子路曰:“卫君待子而为政,子将奚先?”子曰:“必也正名乎!”子路曰:“子之迂也!奚其正?”夫子责数之觉得“野”。盖是时夫子在卫,当辄为君之际,流连最久,以其拒父而窃位,故欲正之,此意明白。然子欲适晋,闻其杀鸣犊,临河而还,谓其无罪而杀士也。里名胜母,曾子不入,邑称朝歌,墨子回车,邑里之名不善。两贤去之,安有命世贤人,而肯居无父之国,事不孝之君哉?是可知已!夫子所过者化。不令而行,不言而信,辄待觉得政,当非下愚而不移者。苟其用我,必将导之以天理。而趣反其真,所谓命驾虚左而迎其父不难也。则其有补于名义,岂不大哉!为是故不忍亟去以须之。既不吾用,因而慨然反鲁。则辄之冥顽悖乱,无所逃于六合之间矣!子路曾不能详味圣言,执迷不悟,竟于身故其难。惜哉!
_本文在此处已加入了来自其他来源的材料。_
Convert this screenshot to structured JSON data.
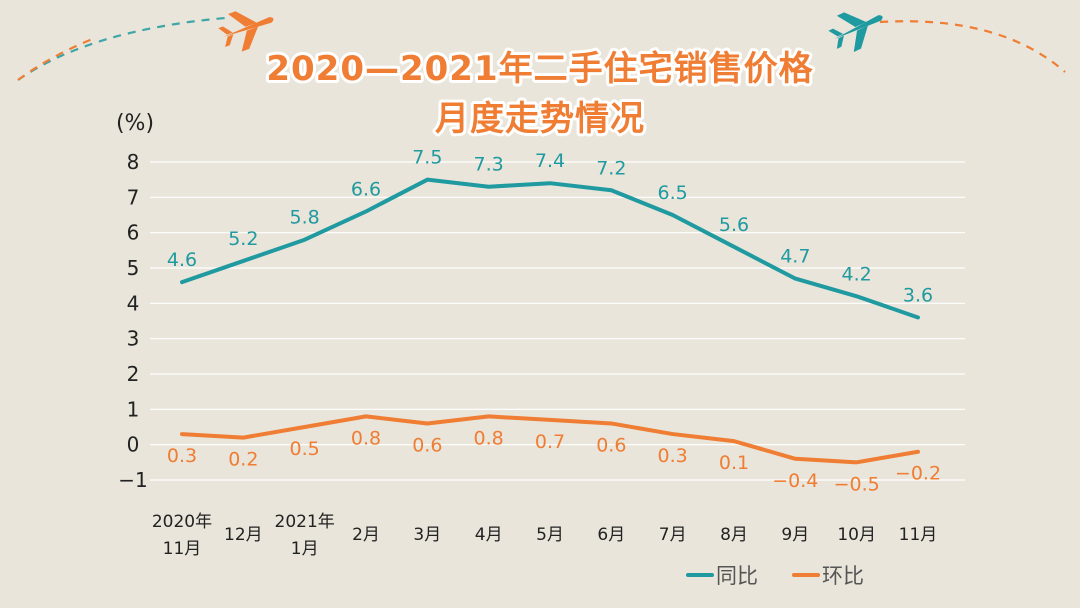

唐宣宗重惜服章,牛丛自司勋员外郎为睦州刺史,上赐之紫,丛既谢,媒介曰:“臣所服绯,刺史所借也。”上遽曰:“且赐绯。”但是唐制借服色得于君前服之,国朝之制,到阙则不准。乾道二年,予以起居舍人侍立,见浙西提刑姚宪入对,紫袍金鱼。既退,一合门吏踵厥后嗫嚅。后两日,宪辞归平江,乃绯袍。予疑焉,以问知合曾觌曰:“闻临安守与本路监司皆许服所借,而宪昨紫今绯,何也?”觌曰:“监司惟置局在辇下则许服,漕臣是也;若外郡则否,前日姚误紫,而谒吏不告,已申其罚,且备牒使知之,故本日只本质以入。”姚盖失于审也,然考功格令既不颁于外,亦自难晓。文惠公知徽州日,借紫,及除江东提举常平,告身不借。予闻尝借者当如旧,与郎官薛良朋言之,因而给公据改借。后于江西见转运判官张坚衣绯,张尝知泉州,紫袍矣,予举前说,张欣然即以申考功,已而部符下不准,扣其故,曰:“唯知州借紫而就除本路。虽运判、提举皆得如初,若他路则不成。”竟不知法如何该说也。若曾因知州府借紫,而后知军州,其服亦借。不以本路他路也。近吴镒以知郴州除提举湖南茶盐,遂仍借紫,正用前比云。